We need more hands on deck. Yesterday, I was trying to contact doctors in other provinces asking if they’d like to do a stint in Toronto. But there are so many barriers for a health care worker moving province to province. The licensing process and the college registration usually takes weeks to months. Who’s going to pay for their travel? How are we going to accommodate these people? If the logistics of this take eight weeks, by then, this wave might be over. We need them today.
Many doctors have made public pleas for policies they think will help. What do you think is needed right now to prevent us from hitting the 18,000 daily cases that was modelled last week?
We need better restrictions on what’s shut down and what isn’t. The definition of “essential” is still far too broad. Everything that’s happening indoors that isn’t absolutely necessary to the bare-bones functioning of the city needs to be shut down. Indoor gatherings, like weddings, are not necessary. We need paid sick days. And our limited supply of vaccines need to be redirected to hot spots like Scarborough. We can’t wait for more political meetings to make decisions.

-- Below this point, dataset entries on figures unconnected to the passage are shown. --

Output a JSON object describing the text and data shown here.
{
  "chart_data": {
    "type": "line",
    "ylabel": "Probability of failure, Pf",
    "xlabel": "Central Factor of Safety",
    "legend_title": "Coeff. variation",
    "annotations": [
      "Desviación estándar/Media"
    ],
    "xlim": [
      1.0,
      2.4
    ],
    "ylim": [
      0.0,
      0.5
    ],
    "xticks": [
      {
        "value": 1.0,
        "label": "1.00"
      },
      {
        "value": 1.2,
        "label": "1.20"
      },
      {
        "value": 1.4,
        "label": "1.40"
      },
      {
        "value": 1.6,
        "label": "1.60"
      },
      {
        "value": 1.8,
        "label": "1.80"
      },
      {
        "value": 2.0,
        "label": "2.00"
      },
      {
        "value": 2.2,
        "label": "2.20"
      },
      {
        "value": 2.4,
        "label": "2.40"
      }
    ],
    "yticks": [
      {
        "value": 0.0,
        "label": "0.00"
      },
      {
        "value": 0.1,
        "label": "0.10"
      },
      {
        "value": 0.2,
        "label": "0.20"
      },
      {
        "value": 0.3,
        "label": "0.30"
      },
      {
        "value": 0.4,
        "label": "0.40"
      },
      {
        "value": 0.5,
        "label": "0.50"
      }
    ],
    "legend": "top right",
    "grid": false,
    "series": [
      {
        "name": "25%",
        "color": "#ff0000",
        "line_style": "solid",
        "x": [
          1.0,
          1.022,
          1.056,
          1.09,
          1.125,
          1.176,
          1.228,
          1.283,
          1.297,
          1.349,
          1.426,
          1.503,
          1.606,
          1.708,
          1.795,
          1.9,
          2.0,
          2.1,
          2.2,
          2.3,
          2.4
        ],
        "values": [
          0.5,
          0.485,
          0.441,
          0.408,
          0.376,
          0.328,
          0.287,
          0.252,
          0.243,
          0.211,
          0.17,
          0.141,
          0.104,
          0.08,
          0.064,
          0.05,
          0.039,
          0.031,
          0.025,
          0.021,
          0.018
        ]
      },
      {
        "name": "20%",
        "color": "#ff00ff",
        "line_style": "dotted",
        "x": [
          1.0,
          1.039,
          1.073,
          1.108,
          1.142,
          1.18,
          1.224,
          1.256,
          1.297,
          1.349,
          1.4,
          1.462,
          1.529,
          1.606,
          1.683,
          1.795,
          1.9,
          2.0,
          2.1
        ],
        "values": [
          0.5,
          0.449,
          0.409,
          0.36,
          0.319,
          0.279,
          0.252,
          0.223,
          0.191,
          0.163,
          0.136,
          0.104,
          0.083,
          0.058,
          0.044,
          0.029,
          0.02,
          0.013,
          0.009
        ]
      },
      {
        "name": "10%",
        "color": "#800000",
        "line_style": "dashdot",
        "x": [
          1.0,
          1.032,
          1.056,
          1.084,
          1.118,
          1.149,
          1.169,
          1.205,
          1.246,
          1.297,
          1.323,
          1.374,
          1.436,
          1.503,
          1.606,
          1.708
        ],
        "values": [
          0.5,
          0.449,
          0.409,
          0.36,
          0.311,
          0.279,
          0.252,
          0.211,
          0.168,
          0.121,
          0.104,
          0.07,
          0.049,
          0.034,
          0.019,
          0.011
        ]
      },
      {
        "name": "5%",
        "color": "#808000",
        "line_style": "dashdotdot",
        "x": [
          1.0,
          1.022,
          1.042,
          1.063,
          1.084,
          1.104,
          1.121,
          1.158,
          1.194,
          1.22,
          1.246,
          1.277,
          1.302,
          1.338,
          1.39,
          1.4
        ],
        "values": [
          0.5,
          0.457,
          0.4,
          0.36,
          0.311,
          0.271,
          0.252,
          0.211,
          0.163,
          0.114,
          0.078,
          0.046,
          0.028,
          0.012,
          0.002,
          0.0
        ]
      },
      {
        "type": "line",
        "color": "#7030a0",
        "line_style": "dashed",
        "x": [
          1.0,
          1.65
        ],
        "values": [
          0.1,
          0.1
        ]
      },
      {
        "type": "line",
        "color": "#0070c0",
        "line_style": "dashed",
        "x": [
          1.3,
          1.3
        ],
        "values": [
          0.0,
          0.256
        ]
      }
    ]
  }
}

Covid has taken a huge psychic toll on health care workers. How are you taking care of yourself?
This type of trauma is different. I’m lucky to have a strong support system—I live with my mom and dad—but I’ve had days when I’ve completely broken down. I lost a family member to Covid just last week. I get a lot of support from my family, and from my church, but also from individuals who are part of the medical community. We recognize that we’re all soldiers in the same battle, and we can’t afford to lose any soldiers. After every shift, I go into the parking lot, take my mask off, and I just breathe. I don’t take a breath for granted at this point.